Ad accorgersene, nell'ambito di un monitoraggio in corso da circa due settimane per analizzare la qualità delle acque attraverso i macro invertebrati presenti, sono stati i biologi dell'associazione onlus "Creature del Mare", ossia Valentina Braccia e Mirko Baruffa.

«Nei primi due sopralluoghi effettuate nelle varie stazioni lungo il fosso, nel tratto compreso fra la foce e il ponte della Litoranea - ha spiegato Valentina Braccia, presidente della onlus, raggiunta telefonicamente -, i macro invertebrati ci segnalavano un bacino leggermente inquinato, sicuramente con dati migliori rispetto ai corsi d'acqua vicini, quali il fosso dell'Incastro o il Rio Torto. Venerdì, però, ci siamo subito accorti che qualcosa non andava, visto che l'acqua era maleodorante: una situazione che ci lascia pensare a una possibile presenza di uno scarico più a monte rispetto alla foce, visto che in questa zona ci sembra difficile un possibile sversamento».
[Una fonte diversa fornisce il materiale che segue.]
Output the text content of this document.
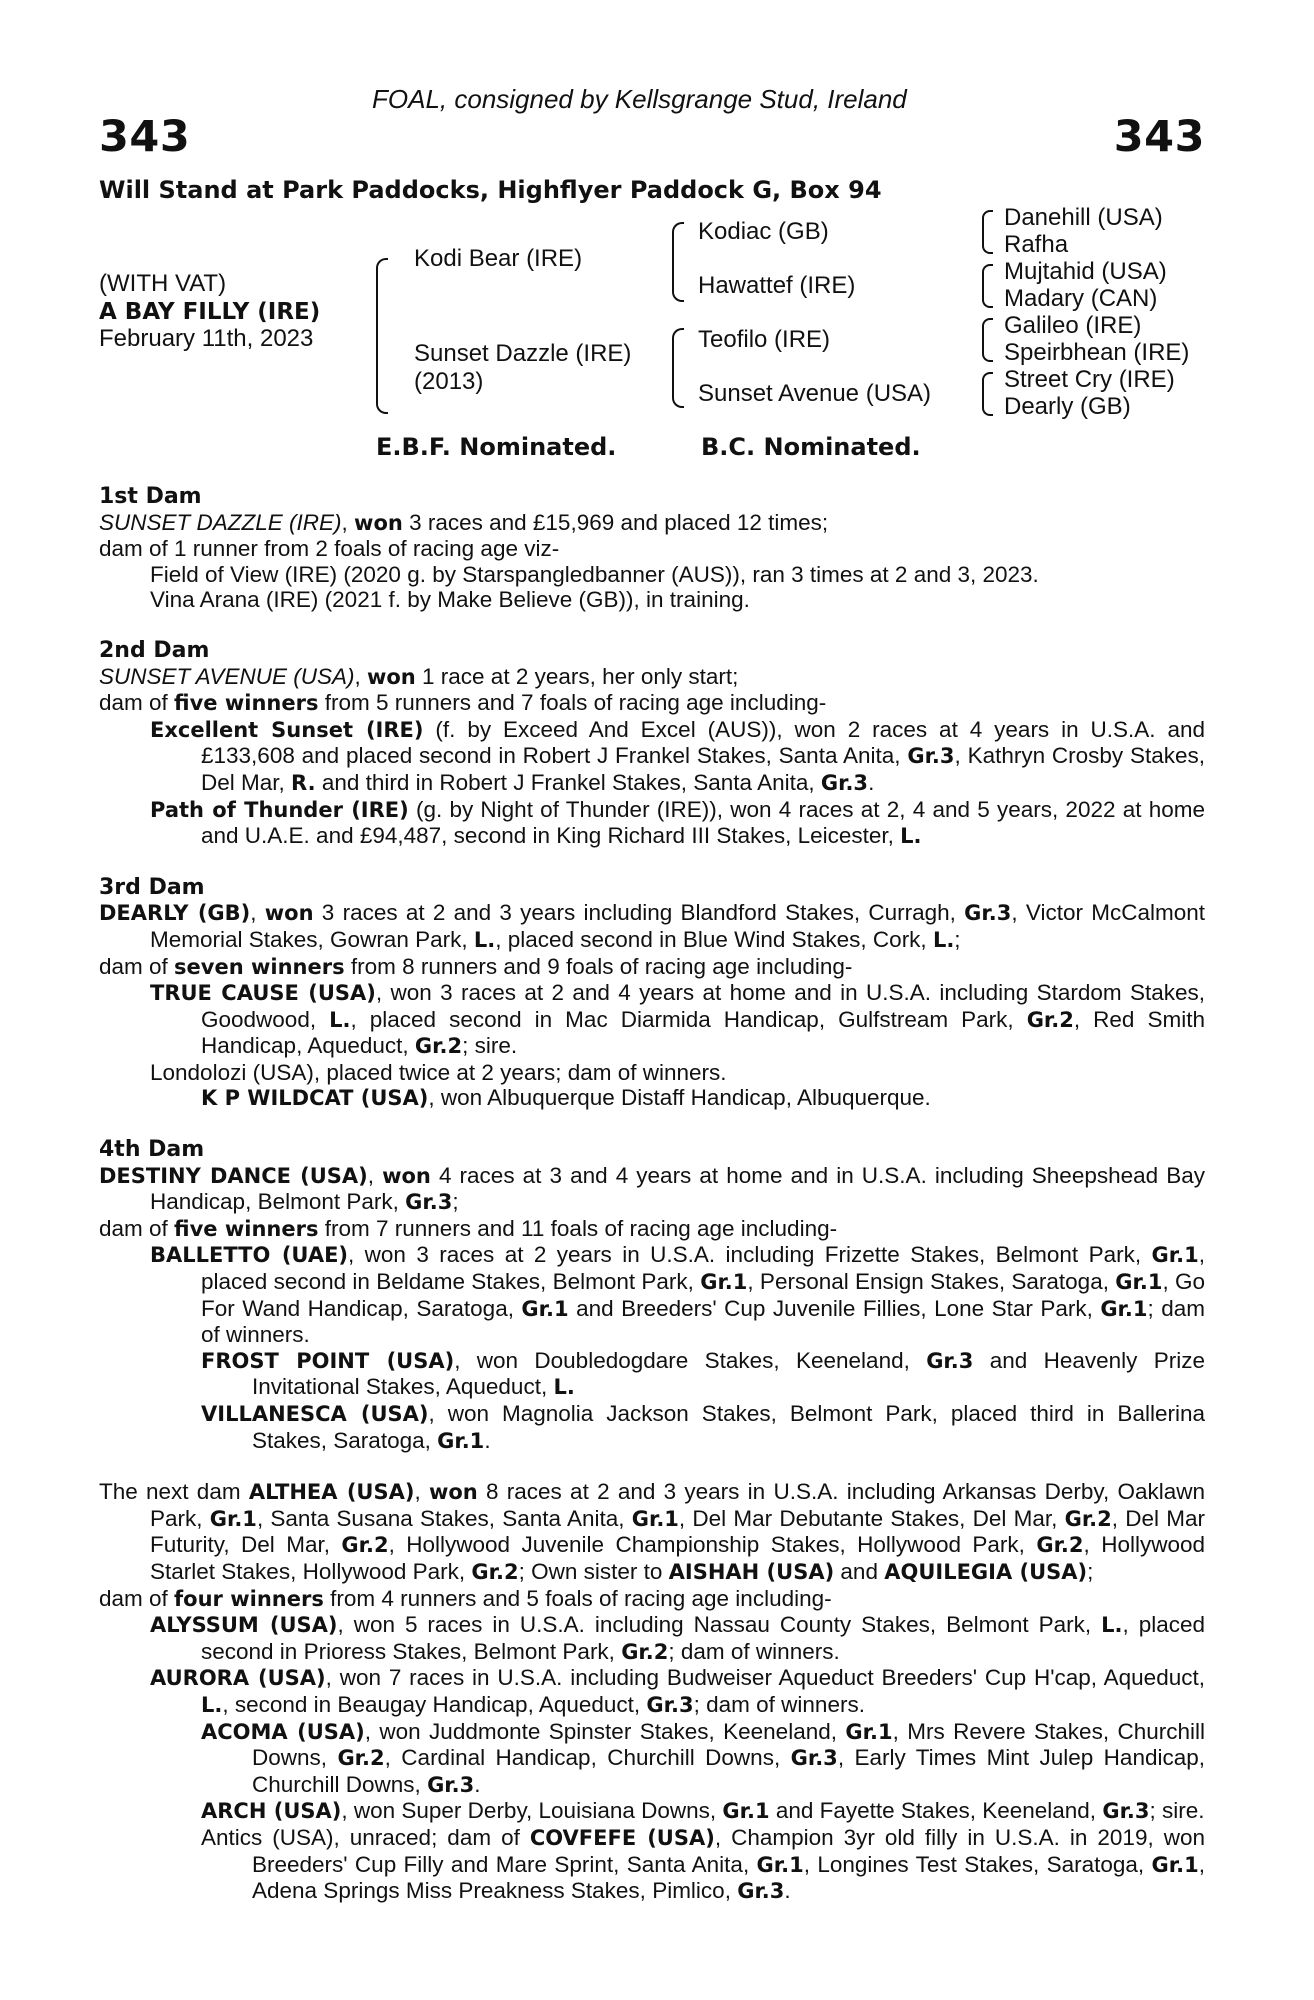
FOAL, consigned by Kellsgrange Stud, Ireland
343	343
Will Stand at Park Paddocks, Highflyer Paddock G, Box 94
(WITH VAT)
A BAY FILLY (IRE)
February 11th, 2023
Kodi Bear (IRE)
Sunset Dazzle (IRE)
(2013)
Kodiac (GB)
Hawattef (IRE)
Teofilo (IRE)
Sunset Avenue (USA)
Danehill (USA)
Rafha
Mujtahid (USA)
Madary (CAN)
Galileo (IRE)
Speirbhean (IRE)
Street Cry (IRE)
Dearly (GB)
E.B.F. Nominated.	B.C. Nominated.

1st Dam

SUNSET DAZZLE (IRE), won 3 races and £15,969 and placed 12 times;

dam of 1 runner from 2 foals of racing age viz-

Field of View (IRE) (2020 g. by Starspangledbanner (AUS)), ran 3 times at 2 and 3, 2023.

Vina Arana (IRE) (2021 f. by Make Believe (GB)), in training.

2nd Dam

SUNSET AVENUE (USA), won 1 race at 2 years, her only start;

dam of five winners from 5 runners and 7 foals of racing age including-

Excellent Sunset (IRE) (f. by Exceed And Excel (AUS)), won 2 races at 4 years in U.S.A. and £133,608 and placed second in Robert J Frankel Stakes, Santa Anita, Gr.3, Kathryn Crosby Stakes, Del Mar, R. and third in Robert J Frankel Stakes, Santa Anita, Gr.3.

Path of Thunder (IRE) (g. by Night of Thunder (IRE)), won 4 races at 2, 4 and 5 years, 2022 at home and U.A.E. and £94,487, second in King Richard III Stakes, Leicester, L.

3rd Dam

DEARLY (GB), won 3 races at 2 and 3 years including Blandford Stakes, Curragh, Gr.3, Victor McCalmont Memorial Stakes, Gowran Park, L., placed second in Blue Wind Stakes, Cork, L.;

dam of seven winners from 8 runners and 9 foals of racing age including-

TRUE CAUSE (USA), won 3 races at 2 and 4 years at home and in U.S.A. including Stardom Stakes, Goodwood, L., placed second in Mac Diarmida Handicap, Gulfstream Park, Gr.2, Red Smith Handicap, Aqueduct, Gr.2; sire.

Londolozi (USA), placed twice at 2 years; dam of winners.

K P WILDCAT (USA), won Albuquerque Distaff Handicap, Albuquerque.

4th Dam

DESTINY DANCE (USA), won 4 races at 3 and 4 years at home and in U.S.A. including Sheepshead Bay Handicap, Belmont Park, Gr.3;

dam of five winners from 7 runners and 11 foals of racing age including-

BALLETTO (UAE), won 3 races at 2 years in U.S.A. including Frizette Stakes, Belmont Park, Gr.1, placed second in Beldame Stakes, Belmont Park, Gr.1, Personal Ensign Stakes, Saratoga, Gr.1, Go For Wand Handicap, Saratoga, Gr.1 and Breeders' Cup Juvenile Fillies, Lone Star Park, Gr.1; dam of winners.

FROST POINT (USA), won Doubledogdare Stakes, Keeneland, Gr.3 and Heavenly Prize Invitational Stakes, Aqueduct, L.

VILLANESCA (USA), won Magnolia Jackson Stakes, Belmont Park, placed third in Ballerina Stakes, Saratoga, Gr.1.

The next dam ALTHEA (USA), won 8 races at 2 and 3 years in U.S.A. including Arkansas Derby, Oaklawn Park, Gr.1, Santa Susana Stakes, Santa Anita, Gr.1, Del Mar Debutante Stakes, Del Mar, Gr.2, Del Mar Futurity, Del Mar, Gr.2, Hollywood Juvenile Championship Stakes, Hollywood Park, Gr.2, Hollywood Starlet Stakes, Hollywood Park, Gr.2; Own sister to AISHAH (USA) and AQUILEGIA (USA);

dam of four winners from 4 runners and 5 foals of racing age including-

ALYSSUM (USA), won 5 races in U.S.A. including Nassau County Stakes, Belmont Park, L., placed second in Prioress Stakes, Belmont Park, Gr.2; dam of winners.

AURORA (USA), won 7 races in U.S.A. including Budweiser Aqueduct Breeders' Cup H'cap, Aqueduct, L., second in Beaugay Handicap, Aqueduct, Gr.3; dam of winners.

ACOMA (USA), won Juddmonte Spinster Stakes, Keeneland, Gr.1, Mrs Revere Stakes, Churchill Downs, Gr.2, Cardinal Handicap, Churchill Downs, Gr.3, Early Times Mint Julep Handicap, Churchill Downs, Gr.3.

ARCH (USA), won Super Derby, Louisiana Downs, Gr.1 and Fayette Stakes, Keeneland, Gr.3; sire.

Antics (USA), unraced; dam of COVFEFE (USA), Champion 3yr old filly in U.S.A. in 2019, won Breeders' Cup Filly and Mare Sprint, Santa Anita, Gr.1, Longines Test Stakes, Saratoga, Gr.1, Adena Springs Miss Preakness Stakes, Pimlico, Gr.3.
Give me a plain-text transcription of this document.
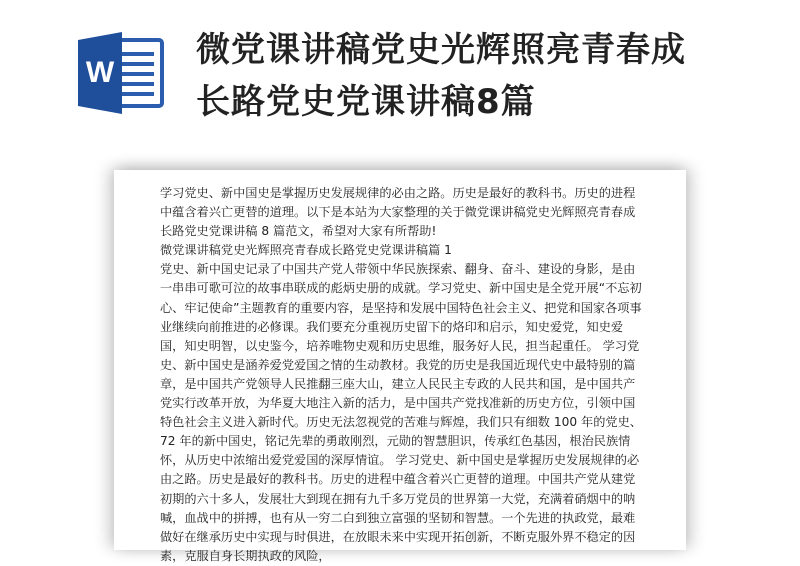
W
微党课讲稿党史光辉照亮青春成
长路党史党课讲稿8篇

学习党史、新中国史是掌握历史发展规律的必由之路。历史是最好的教科书。历史的进程中蕴含着兴亡更替的道理。以下是本站为大家整理的关于微党课讲稿党史光辉照亮青春成长路党史党课讲稿 8 篇范文，希望对大家有所帮助!

微党课讲稿党史光辉照亮青春成长路党史党课讲稿篇 1

党史、新中国史记录了中国共产党人带领中华民族探索、翻身、奋斗、建设的身影，是由一串串可歌可泣的故事串联成的彪炳史册的成就。学习党史、新中国史是全党开展“不忘初心、牢记使命”主题教育的重要内容，是坚持和发展中国特色社会主义、把党和国家各项事业继续向前推进的必修课。我们要充分重视历史留下的烙印和启示，知史爱党，知史爱国，知史明智，以史鉴今，培养唯物史观和历史思维，服务好人民，担当起重任。 学习党史、新中国史是涵养爱党爱国之情的生动教材。我党的历史是我国近现代史中最特别的篇章，是中国共产党领导人民推翻三座大山，建立人民民主专政的人民共和国，是中国共产党实行改革开放，为华夏大地注入新的活力，是中国共产党找准新的历史方位，引领中国特色社会主义进入新时代。历史无法忽视党的苦难与辉煌，我们只有细数 100 年的党史、72 年的新中国史，铭记先辈的勇敢刚烈，元勋的智慧胆识，传承红色基因，根治民族情怀，从历史中浓缩出爱党爱国的深厚情谊。 学习党史、新中国史是掌握历史发展规律的必由之路。历史是最好的教科书。历史的进程中蕴含着兴亡更替的道理。中国共产党从建党初期的六十多人，发展壮大到现在拥有九千多万党员的世界第一大党，充满着硝烟中的呐喊，血战中的拼搏，也有从一穷二白到独立富强的坚韧和智慧。一个先进的执政党，最难做好在继承历史中实现与时俱进，在放眼未来中实现开拓创新，不断克服外界不稳定的因素，克服自身长期执政的风险，
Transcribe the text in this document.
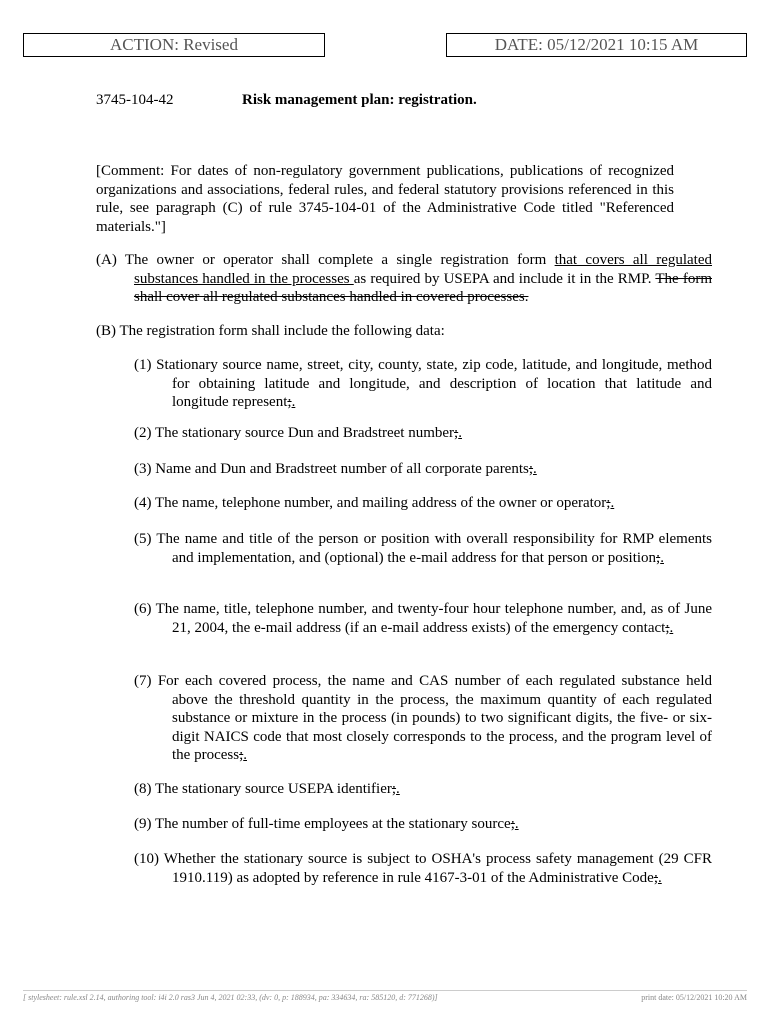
ACTION: Revised	DATE: 05/12/2021 10:15 AM
3745-104-42	Risk management plan: registration.
[Comment: For dates of non-regulatory government publications, publications of recognized organizations and associations, federal rules, and federal statutory provisions referenced in this rule, see paragraph (C) of rule 3745-104-01 of the Administrative Code titled "Referenced materials."]
(A) The owner or operator shall complete a single registration form that covers all regulated substances handled in the processes as required by USEPA and include it in the RMP. The form shall cover all regulated substances handled in covered processes.
(B) The registration form shall include the following data:
(1) Stationary source name, street, city, county, state, zip code, latitude, and longitude, method for obtaining latitude and longitude, and description of location that latitude and longitude represent;.
(2) The stationary source Dun and Bradstreet number;.
(3) Name and Dun and Bradstreet number of all corporate parents;.
(4) The name, telephone number, and mailing address of the owner or operator;.
(5) The name and title of the person or position with overall responsibility for RMP elements and implementation, and (optional) the e-mail address for that person or position;.
(6) The name, title, telephone number, and twenty-four hour telephone number, and, as of June 21, 2004, the e-mail address (if an e-mail address exists) of the emergency contact;.
(7) For each covered process, the name and CAS number of each regulated substance held above the threshold quantity in the process, the maximum quantity of each regulated substance or mixture in the process (in pounds) to two significant digits, the five- or six-digit NAICS code that most closely corresponds to the process, and the program level of the process;.
(8) The stationary source USEPA identifier;.
(9) The number of full-time employees at the stationary source;.
(10) Whether the stationary source is subject to OSHA's process safety management (29 CFR 1910.119) as adopted by reference in rule 4167-3-01 of the Administrative Code;.
[ stylesheet: rule.xsl 2.14, authoring tool: i4i 2.0 ras3 Jun 4, 2021 02:33, (dv: 0, p: 188934, pa: 334634, ra: 585120, d: 771268)]	print date: 05/12/2021 10:20 AM
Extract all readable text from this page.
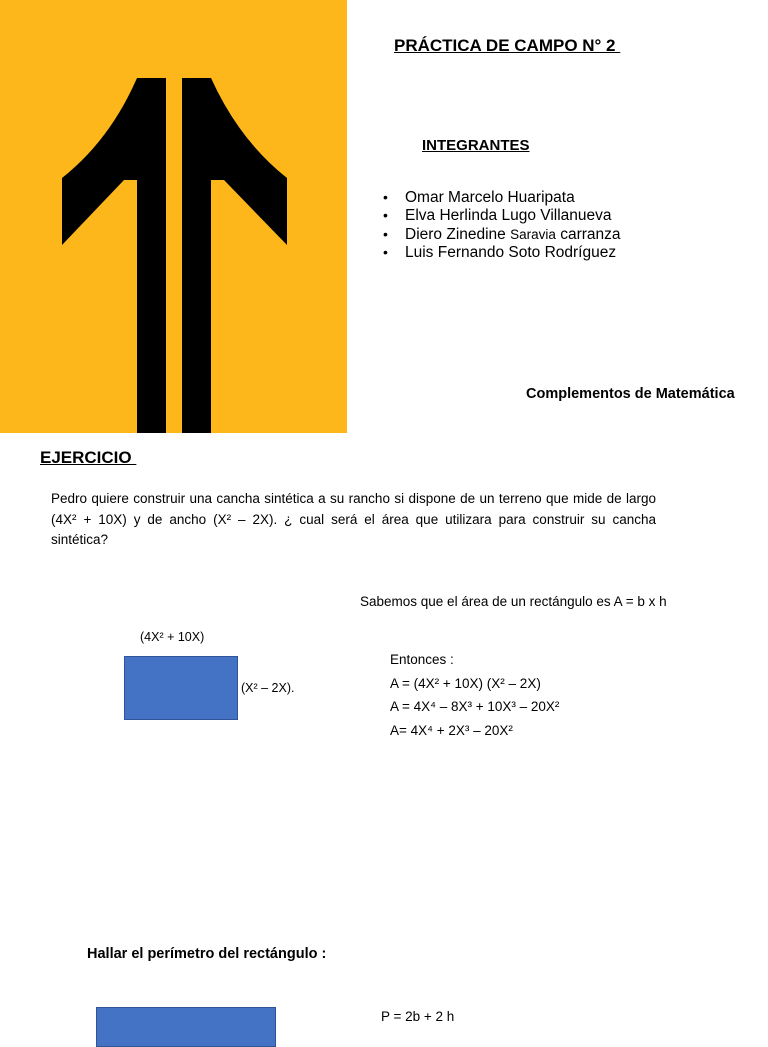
PRÁCTICA DE CAMPO N° 2
INTEGRANTES
• Omar Marcelo Huaripata
• Elva Herlinda Lugo Villanueva
• Diero Zinedine Saravia carranza
• Luis Fernando Soto Rodríguez
Complementos de Matemática
EJERCICIO

Pedro quiere construir una cancha sintética a su rancho si dispone de un terreno que mide de largo (4X² + 10X) y de ancho (X² – 2X). ¿ cual será el área que utilizara para construir su cancha sintética?

Sabemos que el área de un rectángulo es A = b x h
(4X² + 10X)
(X² – 2X).
Entonces :
A = (4X² + 10X) (X² – 2X)
A = 4X⁴ – 8X³ + 10X³ – 20X²
A= 4X⁴ + 2X³ – 20X²
Hallar el perímetro del rectángulo :
P = 2b + 2 h
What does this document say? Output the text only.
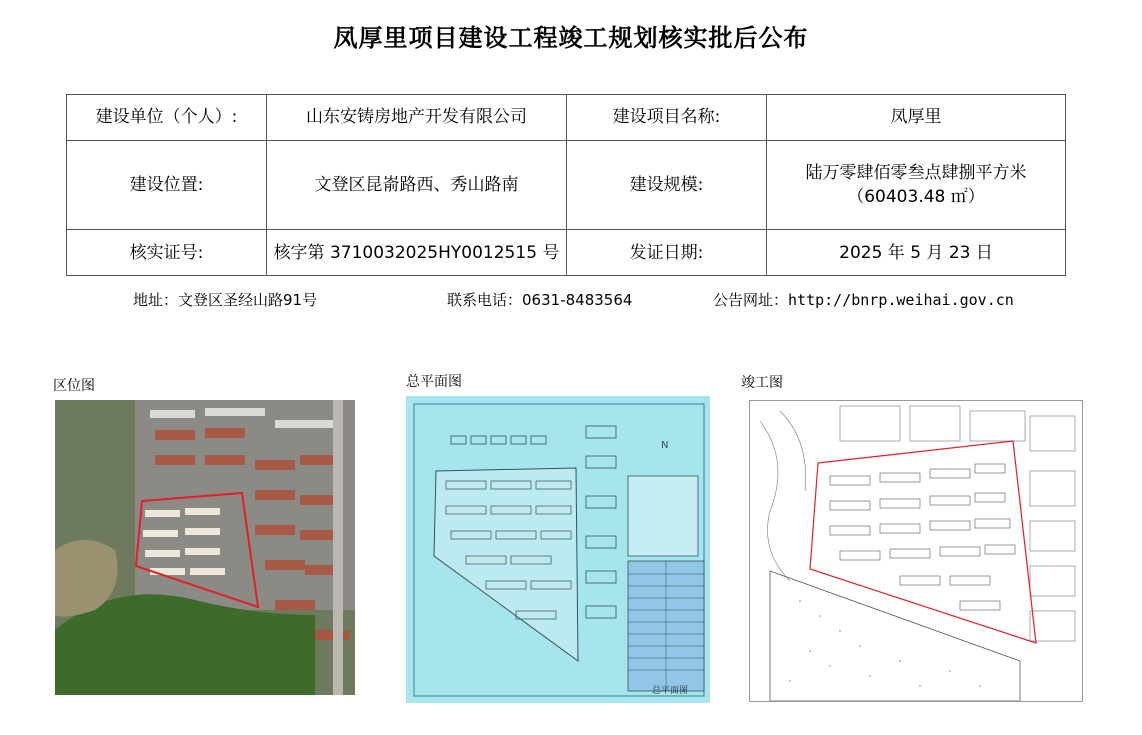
凤厚里项目建设工程竣工规划核实批后公布
建设单位（个人）:	山东安铸房地产开发有限公司	建设项目名称:	凤厚里
建设位置:	文登区昆嵛路西、秀山路南	建设规模:	陆万零肆佰零叁点肆捌平方米
（60403.48 ㎡）

核实证号:	核字第 3710032025HY0012515 号	发证日期:	2025 年 5 月 23 日
地址：文登区圣经山路91号	联系电话：0631-8483564	公告网址：http://bnrp.weihai.gov.cn
区位图	总平面图	竣工图
N
总平面图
In questo contesto è avvenuto il ritrovamento dei pesci privi di vita: si tratta di diversi esemplari di "Barbo Italico" - una specie piuttosto vulnerabile -, di alcuni cefali che hanno risalito il corso d'acqua dalla foce e di alcune Alborelle. «I pesci dovrebbero essere morti circa un paio di giorni prima del ritrovamento - ha aggiunto la biologa -. Dunque, l'arrivo nel fiume di acqua inquinata potrebbe risalire a Ferragosto. D'altronde, i pesci sono molto sensibili a questo tipo di inquinamento: le tre specie, tra l'altro, sono state trovate senza vita nel giro di quindici metri».

Chiaramente, la situazione sarà segnalata al Comune e alle autorità competenti: «Nell'immediato - ha evidenziato Valentina Braccia - abbiamo raggiunto la ‘Bau Beach' e avvisato i presenti dei possibili pericoli in caso di bagni in mare. La prossima settimana, comunque, faremo ulteriori sopralluoghi per verificare l'evolversi della situazione».

L'auspicio, dunque, è che vengano effettuati controlli sia nella zona di Ardea che in quella di Aprilia. Nel frattempo, dall'associazione - che è attiva da circa tre anni ed è stata impegnata anche nell'analisi dei macro rifiuti in spiaggia e in quella delle micro e meso plastiche abbandonate sull'arenile - si dicono pronti a continuare nel controllo dei corsi d'acqua.

«Vorremmo monitorare tutti i fossi nel tratto di litorale compreso fra Torvajanica e Ardea - ha concluso la presidente di ‘Creature del Mare' -. Come associazione, infatti, ci stiamo occupando del tratto di litorale più antropizzato del Lazio, quello compreso fra Ostia e Latina. A sud di Roma abbiamo la presenza di molti fossi che sono causa di inquinamento: purtroppo, non avendo molte risorse e dovendoci autofinanziare, non possiamo pagare analisi chimiche, ma essendo biologi utilizziamo metodi alternativi (i macro invertebrati, ndr) che sono altrettanto validi per segnalarci lo stato delle acque. Il fosso della Moletta, quindi, è solo il primo di quelli che metteremo sotto la lente».